Unlike in standing waters, the cycling of nutrients in rivers does not occur in the same place. A nutrient atom undergoes a series of transformations through aqueous, particulate and consumer compartments as it moves downstream, a process called spiraling. One cycle in a spiral involves the uptake of the nutrient from dissolved organic matter, its passage through the food chain and its return to the water for reutilization. A given nutrient may be used again and again as it passes downstream, the amount of utilization depending on the "tightness" of the spiral. A stream with a tighter spiral, or shorter spiraling length, is more efficient at using and recycling its nutrient resources. A measure called the stream metabolism index (SMI) is sometimes used to compare different stream systems or stream segments.
Variation in Nutrient Load
There is tremendous variation in the nutrient loads of rivers, both through space and time. For example, nitrogen and phosphorus both accumulate down a watershed as successively larger drainage areas are integrated. These two nutrients also vary significantly with the seasons. Nitrogen and phosphorus concentrations are highest in the late winter and early spring. This is due to factors associated with winter and spring runoffs, such as the release of nutrients stored in snow and ice. These seasonal peaks are most pronounced in the headwaters of the watershed.
The Riparian Zone
Buffer strips of stream bank vegetation, called riparian zones, are very important in nutrient cycling. The plants serve to "clean" the water before it enters the stream by removing excess nutrients such as nitrogen. This can be particularly important in regions where human activity drastically increases the nutrient load, such as heavily fertilized agricultural fields. Riparian vegetation can also be important in reducing erosion of the channel banks.

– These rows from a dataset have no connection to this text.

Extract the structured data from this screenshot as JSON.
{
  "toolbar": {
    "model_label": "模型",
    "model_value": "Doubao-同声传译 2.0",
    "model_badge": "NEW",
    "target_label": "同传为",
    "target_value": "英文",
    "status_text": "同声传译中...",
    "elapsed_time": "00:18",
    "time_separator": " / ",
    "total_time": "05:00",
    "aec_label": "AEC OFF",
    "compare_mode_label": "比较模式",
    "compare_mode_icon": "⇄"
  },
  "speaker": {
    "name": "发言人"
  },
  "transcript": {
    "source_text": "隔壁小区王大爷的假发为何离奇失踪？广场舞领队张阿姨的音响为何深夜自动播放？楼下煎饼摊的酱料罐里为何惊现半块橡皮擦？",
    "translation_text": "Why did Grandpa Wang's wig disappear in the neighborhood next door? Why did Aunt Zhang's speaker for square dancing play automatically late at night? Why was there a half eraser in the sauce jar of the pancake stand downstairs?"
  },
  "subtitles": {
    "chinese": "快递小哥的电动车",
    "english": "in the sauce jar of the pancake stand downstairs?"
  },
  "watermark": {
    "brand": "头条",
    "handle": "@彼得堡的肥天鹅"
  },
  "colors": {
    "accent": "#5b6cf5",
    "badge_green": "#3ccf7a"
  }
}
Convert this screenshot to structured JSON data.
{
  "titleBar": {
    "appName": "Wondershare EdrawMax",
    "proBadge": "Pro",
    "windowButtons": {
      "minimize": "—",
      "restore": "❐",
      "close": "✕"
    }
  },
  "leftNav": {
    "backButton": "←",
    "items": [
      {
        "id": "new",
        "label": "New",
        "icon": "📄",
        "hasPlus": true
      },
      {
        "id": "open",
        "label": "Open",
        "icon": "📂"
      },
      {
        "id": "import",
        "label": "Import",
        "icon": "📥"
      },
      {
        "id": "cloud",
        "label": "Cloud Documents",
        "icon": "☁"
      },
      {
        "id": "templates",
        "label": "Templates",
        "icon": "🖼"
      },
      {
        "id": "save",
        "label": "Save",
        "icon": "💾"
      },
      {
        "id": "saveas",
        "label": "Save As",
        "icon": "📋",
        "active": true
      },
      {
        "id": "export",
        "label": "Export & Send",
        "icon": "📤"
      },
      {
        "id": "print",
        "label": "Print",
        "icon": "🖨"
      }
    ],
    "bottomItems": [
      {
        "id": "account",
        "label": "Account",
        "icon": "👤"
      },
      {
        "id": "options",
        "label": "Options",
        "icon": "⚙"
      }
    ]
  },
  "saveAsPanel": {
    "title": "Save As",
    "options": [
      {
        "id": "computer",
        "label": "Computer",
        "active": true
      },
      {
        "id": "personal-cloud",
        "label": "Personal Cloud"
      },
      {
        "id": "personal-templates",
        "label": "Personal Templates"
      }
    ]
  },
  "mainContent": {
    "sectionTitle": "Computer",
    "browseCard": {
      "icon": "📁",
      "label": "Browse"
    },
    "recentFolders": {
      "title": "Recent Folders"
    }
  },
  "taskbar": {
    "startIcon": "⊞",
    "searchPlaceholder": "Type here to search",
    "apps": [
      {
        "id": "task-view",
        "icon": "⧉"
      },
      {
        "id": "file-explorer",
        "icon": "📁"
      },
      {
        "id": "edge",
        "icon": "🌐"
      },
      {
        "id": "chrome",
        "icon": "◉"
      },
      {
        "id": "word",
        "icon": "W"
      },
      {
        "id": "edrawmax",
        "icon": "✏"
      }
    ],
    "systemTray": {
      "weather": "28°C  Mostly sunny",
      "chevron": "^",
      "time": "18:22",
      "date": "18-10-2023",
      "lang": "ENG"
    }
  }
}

The color of water is a function of its chemistry. The transparency and external appearance of a river is largely determined by its sediment load. Generally only springs and mountain streams (i.e., headwaters) are clear, whereas large downstream rivers are usually fairly opaque (cloudy) since light falling on them is reflected by silt particles. Depending on the nature of the suspended particles, the river may take on a characteristic milky-white, greenish, brownish or yellow color. For example, glacial meltwaters are often milky-white due to the presence of large quantities of rock flour. In many cases the color depends on the types of organic materials leached from the surrounding vegetation.
The presence of dissolved oxygen is vital to the survival of most aquatic organisms. The dissolved oxygen content (DOC) of a river is subject to physical, chemical and biological controls. The ultimate source of oxygen in water is the atmosphere, although its solubility in river water depends heavily on temperature and pressure. Unpolluted rivers tend to be saturated or even supersaturated with oxygen (100% or more) due to the mixing effect of turbulent flow and the extensive photosynthesis by river plants. The oxygen produced during the day by photosynthesis is consumed by plant and animal respiration, resulting in considerable daily fluctuations in DOC.
There is also seasonal variation corresponding with fluctuations in photosynthesis and temperature (oxygen solubility varies inversely with temperature). Winter ice cover may reduce DOC by reducing photosynthesis and preventing the mixing of air and water. Larger downstream rivers may have reduced DOC because of a greater organic matter content, increased turbidity (causing reduced photosynthesis), and less mixing of the water. Some high mountain streams may also have a lower DOC because of the reduced oxygen solubility associated with the low atmospheric pressures of high altitude. In general, however, headwaters are more saturated with oxygen than lowland rivers.